Currently recovering in a Miami neonatal intensive care unit, baby Landon was born at just over two pounds, while his brothers each weighed in at three pounds, five ounces at birth.
While the boys and their parents face a prolonged stay in the hospital to start their life outside the womb, the fact the boys were born at all is no small miracle.
That's because the boys' parents, Mensheng, and her husband, Zhang, were in the process of relocating from their home in China to the United States when they got pregnant, and didn't realize they were expecting until shortly after they arrived in Miami.
Had the couple stayed a few months—or even a few weeks—longer in China, Mensheng and the boys would've been prime targets for a totalitarian regime that has aborted over 400 million babies since it instituted its One-Child Policy in 1979.
The fact that Mensheng and Zhang were in the U.S. before finding out they were pregnant was an act of God, says Martha Avila, president of Heartbeat of Miami—a group of five locations, including four pro-life medical clinics offering free ultrasounds, pregnancy tests, peer counseling, post-abortive support and material aid.
"The Lord rescued these babies even though they were conceived in China," Avila said. "God allowed them to come here in time so that these babies could live. They were fearful about being alone. They had no one at all in the States, but they found love and support at our clinic and they saw the love of Jesus in action."
In June 2015, Avila traveled to China along with Rev. John Ensor—who founded Heartbeat of Miami and has since gone on to start PassionLife Ministries, an international agency focused on training and equipping the church for pro-life work in China and Cuba, as well as other current and former communist nations.
On her trip to China, Avila was shocked to see the continued fallout of the country's decades-long oppression of women and families through forced abortion. That trip served as an eye-opener for Avila, who has served as Heartbeat of Miami's president since it first opened in 2007.
"These triplets from this Chinese couple really hit my heart," Avila said. "I was in awe to see how women were being forced to abort their second baby. Yet most, if not all, do not want to abort—they are forced to. Then I have the opportunity to see how the Lord rescued these babies even though they were conceived in China. We are rejoicing in God's grace over these triplets."
Since it began serving women in 2007, Heartbeat of Miami has seen well over 35,000 women choose life for their babies in one of the most abortion-heavy cities in the U.S.
When the organization first opened, it was the first known pregnancy center in Miami-Dade County, compared with 37 abortion businesses. Today, Heartbeat of Miami occupies two closed abortion businesses among its five total locations.

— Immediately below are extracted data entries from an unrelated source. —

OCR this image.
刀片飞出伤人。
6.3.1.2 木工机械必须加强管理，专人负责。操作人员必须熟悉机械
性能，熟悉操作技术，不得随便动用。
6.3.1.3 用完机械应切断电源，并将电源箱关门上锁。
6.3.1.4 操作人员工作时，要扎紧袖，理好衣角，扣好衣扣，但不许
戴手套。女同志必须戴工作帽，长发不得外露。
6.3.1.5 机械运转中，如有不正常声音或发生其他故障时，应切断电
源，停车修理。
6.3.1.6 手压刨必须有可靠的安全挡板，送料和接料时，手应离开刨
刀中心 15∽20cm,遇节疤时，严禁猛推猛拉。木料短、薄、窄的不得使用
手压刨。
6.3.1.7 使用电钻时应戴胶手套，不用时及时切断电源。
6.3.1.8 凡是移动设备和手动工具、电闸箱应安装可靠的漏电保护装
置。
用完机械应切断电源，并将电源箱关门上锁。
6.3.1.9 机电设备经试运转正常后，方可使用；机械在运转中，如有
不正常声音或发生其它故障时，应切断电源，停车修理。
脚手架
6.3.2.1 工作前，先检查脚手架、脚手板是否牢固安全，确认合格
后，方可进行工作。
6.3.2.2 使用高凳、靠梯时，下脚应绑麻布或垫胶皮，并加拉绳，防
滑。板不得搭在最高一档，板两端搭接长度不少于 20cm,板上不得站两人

Newly arrived from China and with no family in town, Mensheng and Zhang reached out to Heartbeat of Miami for help in mid-2017. There, they met a woman named Lourdes Ponce who connected them with the material help and relational support the center offers.
It's actually the second set of triplets Heartbeat of Miami has welcomed in the past three years. The first set—whose mother was 47 and was set on abortion before finding out she was expecting not one, but three babies—will turn three-years-old in March.
"What an awesome opportunity for Lourdes to show them the love of Christ Jesus our Lord," Avila said. "God's mercy allowed these babies to be born here in the United States even though they were conceived in China. Mensheng and Zhang are not alone. They have all of us."